Por su parte, el director general de la LPFF, Pablo Vilches, explicó tras la reunión las nuevas cifras de la propuesta: 1.666 euros es la propuesta que la LPFF acepta para las árbitras principales, que vienen cobrando 300, y 1.066 es la nueva retribución propuesta para las árbitras asistentes, que hasta ahora vienen cobrando 168.
Ante la distancia sideral entre las pretensiones de las árbitras, que quieren cobrar más que las jugadoras, y las posibilidades económicas de la Liga femenina, limitadas por razones obvias, el CSD emplazó nuevamente a la LPFF y a la RFEF a acudir esta misma tarde, en la sede del Consejo, a una reunión para buscar un acuerdo con carácter urgente y permanente para un comienzo en paz de la competición profesional femenina.
Recuérdese que las jugadoras tienen por convenio un sueldo de 16.000. Las árbitras pretenden cobrar 50.000.
Lamentablemente, el Gobierno sigue sin darse cuenta de la verdadera dimensión del asunto y de que, sin su intervención, no hay perspectiva de resolver el conflicto antes de este fin de semana que evite la huelga en la segunda jornada de liga.

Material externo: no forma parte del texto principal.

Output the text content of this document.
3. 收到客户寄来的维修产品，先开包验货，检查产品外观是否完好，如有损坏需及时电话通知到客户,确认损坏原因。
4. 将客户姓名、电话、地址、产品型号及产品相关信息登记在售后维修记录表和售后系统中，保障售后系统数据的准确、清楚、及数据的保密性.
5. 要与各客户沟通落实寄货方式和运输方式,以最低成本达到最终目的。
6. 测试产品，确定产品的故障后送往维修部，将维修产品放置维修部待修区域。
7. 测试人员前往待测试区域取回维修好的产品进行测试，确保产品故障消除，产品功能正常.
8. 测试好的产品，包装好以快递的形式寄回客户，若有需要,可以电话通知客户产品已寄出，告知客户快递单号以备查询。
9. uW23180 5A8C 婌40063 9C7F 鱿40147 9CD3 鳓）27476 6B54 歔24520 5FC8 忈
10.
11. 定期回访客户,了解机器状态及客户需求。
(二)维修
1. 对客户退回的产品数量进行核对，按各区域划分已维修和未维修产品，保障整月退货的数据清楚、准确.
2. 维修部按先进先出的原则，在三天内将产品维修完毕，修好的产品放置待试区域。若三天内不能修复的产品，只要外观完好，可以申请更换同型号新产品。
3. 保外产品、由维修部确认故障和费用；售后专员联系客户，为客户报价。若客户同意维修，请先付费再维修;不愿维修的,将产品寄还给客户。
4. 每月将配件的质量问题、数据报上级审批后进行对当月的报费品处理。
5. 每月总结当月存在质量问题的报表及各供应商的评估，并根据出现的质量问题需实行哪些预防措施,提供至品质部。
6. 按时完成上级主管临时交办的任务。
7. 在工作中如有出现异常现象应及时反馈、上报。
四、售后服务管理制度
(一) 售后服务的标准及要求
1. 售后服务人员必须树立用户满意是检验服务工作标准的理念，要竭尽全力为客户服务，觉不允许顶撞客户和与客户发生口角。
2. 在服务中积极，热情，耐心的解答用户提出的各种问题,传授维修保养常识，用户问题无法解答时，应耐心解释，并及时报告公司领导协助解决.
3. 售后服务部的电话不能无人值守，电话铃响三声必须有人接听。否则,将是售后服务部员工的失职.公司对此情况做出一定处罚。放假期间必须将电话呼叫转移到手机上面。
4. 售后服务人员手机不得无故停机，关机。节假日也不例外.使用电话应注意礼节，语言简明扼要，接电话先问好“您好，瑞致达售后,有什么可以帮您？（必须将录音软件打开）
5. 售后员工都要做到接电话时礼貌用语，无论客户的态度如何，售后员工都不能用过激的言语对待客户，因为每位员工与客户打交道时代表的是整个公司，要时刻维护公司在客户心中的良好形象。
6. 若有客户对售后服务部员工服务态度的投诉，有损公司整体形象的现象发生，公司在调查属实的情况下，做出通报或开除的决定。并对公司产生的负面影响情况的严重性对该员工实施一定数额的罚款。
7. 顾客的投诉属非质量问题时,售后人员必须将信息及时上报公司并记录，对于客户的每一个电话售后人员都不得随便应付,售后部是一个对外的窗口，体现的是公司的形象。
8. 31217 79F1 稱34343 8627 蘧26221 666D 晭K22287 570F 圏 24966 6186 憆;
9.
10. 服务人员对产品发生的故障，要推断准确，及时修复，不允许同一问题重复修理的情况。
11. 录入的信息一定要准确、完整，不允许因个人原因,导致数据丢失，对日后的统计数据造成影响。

Una huelga, como hemos explicado, sui generis, ya que las huelguistas, por voluntad propia según manifestó ayer Marta Huerta, están representadas por su patronal, la RFEF.
Un conflicto laboral donde las trabajadoras, unas 50 aproximadamente, se han apoyado en su patronal, o al revés, para poner en jaque a un sector, el del fútbol profesional femenino, que integran miles de personas, entre jugadoras, entrenadoras, personal no deportivo de los clubes, operadores de TV, patrocinadores, etc.
Sin embargo, según informa Marta Griñan en el diario AS, después de la segunda reunión con la LPFF en el CSD, Yolanda Parga ha trasladado lo negociado a las árbitras, que siguen con un sentimiento de indignación y no descartan acudir a otras instancias del Gobierno como el Ministerio de Igualdad para intentar desbloquear su situación.
Sería interesante conocer el parecer de la ministra Irene Montero cuando le informen sobre cómo se ha gestado esta huelga no declarada a la autoridad laboral, quien representa a las árbitras y que éstas pretenden cobrar más que las protagonistas, las jugadoras.
Deberían informar a Montero de que las jugadoras tienen un sueldo por convenio de 16.000 euros y que las colegiadas, sin negociar ningún convenio colectivo, quieren cobrar 50.000.
Llegados a este punto, ¿a quiénes defenderá la ministra de Igualdad, a 50 árbitras o a las jugadoras?.